Caminhada nas Torres del Paine, uma experiência para toda a vida

Milhares de mochileiros chegam todos os anos. Ser humano e natureza patagônica se unem de forma intensa e profunda.

miércoles, 01 de febrero de 2012 Categoría: DestinosTop
Trekking en Torres del Paine Trekking; Torres del Paine (Photo:Turismo Chile)

Condores, pumas, huemules e raposas, junto com carcarás, guanacos e centenas de aves, além de quatro ecossistemas e o granito dos picos da cordilheira. Declarado Parque Nacional em 1959 e Reserva da Biosfera em 1979, a biodiversidade no interior do Parque nacional Torres del Paine é notável.

Também é impressionante observar quedas de água, lagos multicoloridos, rios caudalosos, glaciais e o imponente Campos de Hielo Sur. São 242.242 hectares protegidos.

Apesar de ser possível realizar vários trajetos de carro dentro do parque, nada se compara com a possibilidade de caminhar na escarpada geografia durante dias. Com uma série de campings devidamente habilitados, alguns com refúgio, todos com banho e venda de comestíveis, é possível se internar na natureza deste lugar localizado a 115 km ao noroeste de Puerto Natales (link à cidade) e que se tornou a isca principal do trekking a nível nacional e um grande objeto de desejo internacional.

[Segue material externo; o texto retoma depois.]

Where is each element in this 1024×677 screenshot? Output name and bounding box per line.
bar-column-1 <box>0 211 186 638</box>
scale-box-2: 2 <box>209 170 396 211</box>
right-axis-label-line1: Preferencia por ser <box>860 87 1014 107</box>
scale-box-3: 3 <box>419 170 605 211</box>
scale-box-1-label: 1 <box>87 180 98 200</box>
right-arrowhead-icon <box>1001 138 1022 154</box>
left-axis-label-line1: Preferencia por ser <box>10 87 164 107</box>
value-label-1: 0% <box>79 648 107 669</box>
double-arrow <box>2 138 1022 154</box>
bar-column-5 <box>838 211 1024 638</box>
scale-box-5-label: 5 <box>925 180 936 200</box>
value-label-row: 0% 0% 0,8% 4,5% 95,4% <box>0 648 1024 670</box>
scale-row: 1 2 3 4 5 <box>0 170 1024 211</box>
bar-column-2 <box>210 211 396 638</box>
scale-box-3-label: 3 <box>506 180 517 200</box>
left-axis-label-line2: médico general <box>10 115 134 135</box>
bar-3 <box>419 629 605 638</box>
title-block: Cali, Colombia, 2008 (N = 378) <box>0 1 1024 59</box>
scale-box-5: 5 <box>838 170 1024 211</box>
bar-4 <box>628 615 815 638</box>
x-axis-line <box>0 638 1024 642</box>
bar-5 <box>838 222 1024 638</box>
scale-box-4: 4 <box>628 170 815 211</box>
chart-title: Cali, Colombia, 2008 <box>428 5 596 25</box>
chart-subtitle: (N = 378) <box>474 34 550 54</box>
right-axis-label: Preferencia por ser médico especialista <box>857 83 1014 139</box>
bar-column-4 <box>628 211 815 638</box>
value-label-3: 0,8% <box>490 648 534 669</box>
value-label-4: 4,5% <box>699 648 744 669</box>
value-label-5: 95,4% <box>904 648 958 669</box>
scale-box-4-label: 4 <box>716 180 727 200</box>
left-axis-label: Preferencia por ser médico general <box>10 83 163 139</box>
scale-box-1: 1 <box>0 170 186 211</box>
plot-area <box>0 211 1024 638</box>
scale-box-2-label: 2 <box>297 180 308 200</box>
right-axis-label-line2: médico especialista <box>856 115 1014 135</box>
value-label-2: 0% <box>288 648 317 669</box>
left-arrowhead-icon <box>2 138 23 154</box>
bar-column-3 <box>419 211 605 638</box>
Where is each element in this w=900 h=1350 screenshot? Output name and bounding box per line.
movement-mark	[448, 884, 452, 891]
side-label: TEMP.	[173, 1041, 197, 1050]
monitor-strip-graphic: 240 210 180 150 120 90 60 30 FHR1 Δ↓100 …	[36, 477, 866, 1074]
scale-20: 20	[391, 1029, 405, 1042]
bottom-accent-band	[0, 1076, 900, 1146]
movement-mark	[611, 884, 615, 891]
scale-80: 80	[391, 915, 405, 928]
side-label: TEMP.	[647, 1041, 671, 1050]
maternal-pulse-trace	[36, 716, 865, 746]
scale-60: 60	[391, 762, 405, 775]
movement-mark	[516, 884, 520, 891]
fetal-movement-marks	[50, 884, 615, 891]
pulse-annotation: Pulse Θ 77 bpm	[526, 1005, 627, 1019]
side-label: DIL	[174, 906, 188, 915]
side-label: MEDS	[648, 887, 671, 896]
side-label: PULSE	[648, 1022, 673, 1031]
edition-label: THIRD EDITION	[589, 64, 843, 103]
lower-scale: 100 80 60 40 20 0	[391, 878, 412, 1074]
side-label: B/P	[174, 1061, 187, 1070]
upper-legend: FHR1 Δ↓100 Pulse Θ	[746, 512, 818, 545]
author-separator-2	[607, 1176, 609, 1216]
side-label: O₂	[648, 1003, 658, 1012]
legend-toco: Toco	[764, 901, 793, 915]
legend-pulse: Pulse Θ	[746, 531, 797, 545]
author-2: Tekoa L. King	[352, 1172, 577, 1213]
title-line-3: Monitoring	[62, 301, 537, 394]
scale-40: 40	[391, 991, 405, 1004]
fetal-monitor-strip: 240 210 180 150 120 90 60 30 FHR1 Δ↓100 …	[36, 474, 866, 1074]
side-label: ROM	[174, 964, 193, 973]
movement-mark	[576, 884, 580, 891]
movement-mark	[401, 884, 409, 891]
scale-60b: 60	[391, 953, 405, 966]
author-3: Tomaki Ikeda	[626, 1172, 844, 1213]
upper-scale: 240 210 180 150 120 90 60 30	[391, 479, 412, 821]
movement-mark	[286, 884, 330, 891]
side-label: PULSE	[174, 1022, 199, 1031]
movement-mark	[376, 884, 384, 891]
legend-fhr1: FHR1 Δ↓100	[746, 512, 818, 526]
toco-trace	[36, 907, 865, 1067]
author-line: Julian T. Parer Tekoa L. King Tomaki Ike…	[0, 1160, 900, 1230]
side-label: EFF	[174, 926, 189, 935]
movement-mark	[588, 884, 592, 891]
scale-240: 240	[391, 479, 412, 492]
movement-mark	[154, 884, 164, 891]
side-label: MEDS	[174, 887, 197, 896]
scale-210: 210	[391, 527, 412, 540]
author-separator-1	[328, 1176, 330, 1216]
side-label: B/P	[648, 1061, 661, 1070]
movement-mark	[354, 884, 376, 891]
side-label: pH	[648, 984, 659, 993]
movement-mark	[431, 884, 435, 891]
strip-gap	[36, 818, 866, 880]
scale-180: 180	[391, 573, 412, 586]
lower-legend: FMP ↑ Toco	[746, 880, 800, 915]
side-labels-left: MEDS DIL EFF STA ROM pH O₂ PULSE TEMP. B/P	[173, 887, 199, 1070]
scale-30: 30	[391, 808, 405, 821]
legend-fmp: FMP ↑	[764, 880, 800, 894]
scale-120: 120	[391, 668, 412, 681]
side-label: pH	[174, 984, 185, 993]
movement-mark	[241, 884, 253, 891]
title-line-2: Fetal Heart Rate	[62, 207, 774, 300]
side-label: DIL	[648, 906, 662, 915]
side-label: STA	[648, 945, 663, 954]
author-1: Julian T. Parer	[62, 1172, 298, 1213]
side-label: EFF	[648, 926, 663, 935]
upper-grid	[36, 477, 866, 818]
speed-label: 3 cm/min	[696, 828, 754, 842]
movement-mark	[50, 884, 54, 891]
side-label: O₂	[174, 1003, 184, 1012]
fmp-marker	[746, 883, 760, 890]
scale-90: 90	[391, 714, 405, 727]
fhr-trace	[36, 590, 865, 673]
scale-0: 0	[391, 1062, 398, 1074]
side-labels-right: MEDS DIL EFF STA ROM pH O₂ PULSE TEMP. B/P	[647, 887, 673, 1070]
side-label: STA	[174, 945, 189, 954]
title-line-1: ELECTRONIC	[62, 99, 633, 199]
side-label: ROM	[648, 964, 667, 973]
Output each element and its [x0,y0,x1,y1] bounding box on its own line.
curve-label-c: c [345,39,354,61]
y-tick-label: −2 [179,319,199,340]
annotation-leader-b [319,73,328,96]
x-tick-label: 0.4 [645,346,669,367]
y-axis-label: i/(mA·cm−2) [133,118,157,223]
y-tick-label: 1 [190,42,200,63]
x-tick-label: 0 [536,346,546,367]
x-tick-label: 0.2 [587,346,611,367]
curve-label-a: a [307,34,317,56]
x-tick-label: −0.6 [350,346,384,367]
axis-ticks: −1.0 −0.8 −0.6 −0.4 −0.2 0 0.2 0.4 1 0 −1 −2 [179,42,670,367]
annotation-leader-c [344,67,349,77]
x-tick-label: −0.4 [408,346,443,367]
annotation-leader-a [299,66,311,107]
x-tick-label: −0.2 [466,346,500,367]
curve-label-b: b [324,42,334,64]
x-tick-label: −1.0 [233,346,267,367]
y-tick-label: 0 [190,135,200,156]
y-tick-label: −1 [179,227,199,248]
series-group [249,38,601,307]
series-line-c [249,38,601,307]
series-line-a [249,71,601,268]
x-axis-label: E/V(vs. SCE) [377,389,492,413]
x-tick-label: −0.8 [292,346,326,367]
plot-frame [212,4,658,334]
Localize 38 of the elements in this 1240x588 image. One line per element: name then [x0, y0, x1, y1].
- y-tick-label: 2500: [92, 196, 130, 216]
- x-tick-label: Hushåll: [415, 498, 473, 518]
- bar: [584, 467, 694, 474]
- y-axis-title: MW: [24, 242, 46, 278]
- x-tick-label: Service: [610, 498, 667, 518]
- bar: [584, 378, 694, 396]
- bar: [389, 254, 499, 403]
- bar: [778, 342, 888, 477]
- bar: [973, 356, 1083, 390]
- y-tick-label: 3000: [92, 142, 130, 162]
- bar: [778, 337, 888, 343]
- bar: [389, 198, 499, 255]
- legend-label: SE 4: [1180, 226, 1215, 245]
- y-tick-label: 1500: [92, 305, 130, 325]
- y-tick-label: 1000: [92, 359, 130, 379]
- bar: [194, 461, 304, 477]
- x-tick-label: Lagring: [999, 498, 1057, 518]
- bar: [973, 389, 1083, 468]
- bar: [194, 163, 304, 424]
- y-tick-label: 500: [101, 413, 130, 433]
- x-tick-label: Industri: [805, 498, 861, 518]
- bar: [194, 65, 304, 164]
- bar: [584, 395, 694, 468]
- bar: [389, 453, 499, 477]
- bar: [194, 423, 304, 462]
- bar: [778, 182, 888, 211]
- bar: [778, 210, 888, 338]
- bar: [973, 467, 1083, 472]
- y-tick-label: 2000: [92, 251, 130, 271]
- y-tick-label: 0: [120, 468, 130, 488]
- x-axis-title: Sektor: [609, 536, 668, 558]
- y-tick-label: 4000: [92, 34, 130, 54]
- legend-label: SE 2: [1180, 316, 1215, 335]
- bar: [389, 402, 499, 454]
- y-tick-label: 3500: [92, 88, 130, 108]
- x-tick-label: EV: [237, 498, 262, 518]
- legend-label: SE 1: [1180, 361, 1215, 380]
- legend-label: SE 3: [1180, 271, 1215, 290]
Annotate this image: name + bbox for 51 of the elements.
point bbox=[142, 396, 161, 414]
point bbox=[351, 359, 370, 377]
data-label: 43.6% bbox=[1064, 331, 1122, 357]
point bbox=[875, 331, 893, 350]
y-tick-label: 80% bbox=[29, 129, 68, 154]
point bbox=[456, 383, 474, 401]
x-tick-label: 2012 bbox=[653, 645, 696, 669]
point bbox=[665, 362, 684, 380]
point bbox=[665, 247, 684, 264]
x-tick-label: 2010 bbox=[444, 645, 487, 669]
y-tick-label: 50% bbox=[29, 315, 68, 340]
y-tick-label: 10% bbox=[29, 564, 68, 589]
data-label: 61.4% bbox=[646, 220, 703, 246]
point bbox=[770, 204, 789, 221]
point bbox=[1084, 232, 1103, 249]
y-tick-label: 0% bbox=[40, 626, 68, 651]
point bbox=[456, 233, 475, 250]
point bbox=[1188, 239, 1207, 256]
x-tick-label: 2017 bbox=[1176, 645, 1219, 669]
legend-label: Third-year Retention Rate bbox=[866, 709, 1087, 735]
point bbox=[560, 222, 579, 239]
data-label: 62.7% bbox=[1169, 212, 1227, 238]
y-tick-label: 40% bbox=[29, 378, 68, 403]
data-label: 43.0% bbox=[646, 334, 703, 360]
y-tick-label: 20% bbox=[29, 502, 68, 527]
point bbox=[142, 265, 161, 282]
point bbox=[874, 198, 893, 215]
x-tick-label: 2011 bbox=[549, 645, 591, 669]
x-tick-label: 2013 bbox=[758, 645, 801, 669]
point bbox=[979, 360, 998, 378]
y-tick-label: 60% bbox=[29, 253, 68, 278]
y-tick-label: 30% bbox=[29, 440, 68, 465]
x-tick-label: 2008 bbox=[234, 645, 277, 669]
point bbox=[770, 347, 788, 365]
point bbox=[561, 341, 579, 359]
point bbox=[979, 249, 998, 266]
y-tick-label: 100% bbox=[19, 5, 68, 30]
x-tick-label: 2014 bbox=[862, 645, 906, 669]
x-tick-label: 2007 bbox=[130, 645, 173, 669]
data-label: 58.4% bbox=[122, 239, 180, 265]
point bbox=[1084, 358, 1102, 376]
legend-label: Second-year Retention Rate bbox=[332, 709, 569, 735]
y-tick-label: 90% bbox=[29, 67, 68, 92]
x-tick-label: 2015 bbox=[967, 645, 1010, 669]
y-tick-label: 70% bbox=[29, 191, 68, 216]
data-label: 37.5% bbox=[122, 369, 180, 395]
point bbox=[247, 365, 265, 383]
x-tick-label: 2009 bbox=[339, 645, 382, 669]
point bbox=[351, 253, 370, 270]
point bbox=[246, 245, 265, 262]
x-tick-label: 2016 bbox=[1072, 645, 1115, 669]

Aqui, neste longínquo lugar chegam mais de cem mil pessoas ao ano, devido a seus impecáveis cenários naturais onde é possível ver desde fauna nativa em plena liberdade a impressionantes glaciais como Campos de Hielo Sur, um verdadeiro mar gélido que se estende em uma grande parte da área protegida por Conaf. Na Portaria de Laguna Amarga, aonde chega a maioria dos transportes que unem Natales com o Parque, começam duas das trilhas mais apreciadas: a W e a circuito Grande.

W: Com dificuldade média e uma caminhada de 4 a 5 horas por dia, une a zona da Hospedaria Las Torres com o Refúgio do Lago Grey em três ou quatro dias. A viagem inclui lugares notáveis como o mirante de Las Torres e o acampamento italiano com subida ao Valle del Francés. A vista daqui chega até a cordilheira do Paine e o lago Grey, com centenas de pedaços de gelo provenientes das paredes glaciais que limitam com a bacia lacustre. É um trekking rápido e com grande fluxo de pessoas circulando pelas trilhas.

Grande: São necessários pelo menos sete dias para completar este circuito. Além de passar por lugares já enunciados na W, adiciona como grandes atrações, as zonas de Serón, o refúgio Dickson com belas vistas panorâmicas de lagos e glaciais que descem dos morros nevados, e a famosa passagem John Gardner. Este último lugar é a parte mais difícil de toda a caminhada, já que há que subir quase mil metros de desnível de morena, mas o esforço vale à pena. Da ladeira, antes de começar a descida, é possível ter uma das vistas panorâmicas mais poderosas do Chile: Campos de Hielo Sur que se estende totalmente frente ao olhar do visitante. O grande prêmio para quem se aventura neste trekking são as fendas azuis que demarcam as separações entre os gelos.

Ambos os circuitos devem ser realizados com todos os implementos necessários para uma longa caminhada no meio da natureza.  Caixa de primeiros socorros, bloqueadores solares, sapatos que não se rompam facilmente e roupa contra o frio ou a água. O resto é respeitar as regras do parque e desfrutar do magnífico cenário da cordilheira local e suas clássicas montanhas como as Torres, três elevações de granito ou os Cuernos del Paine.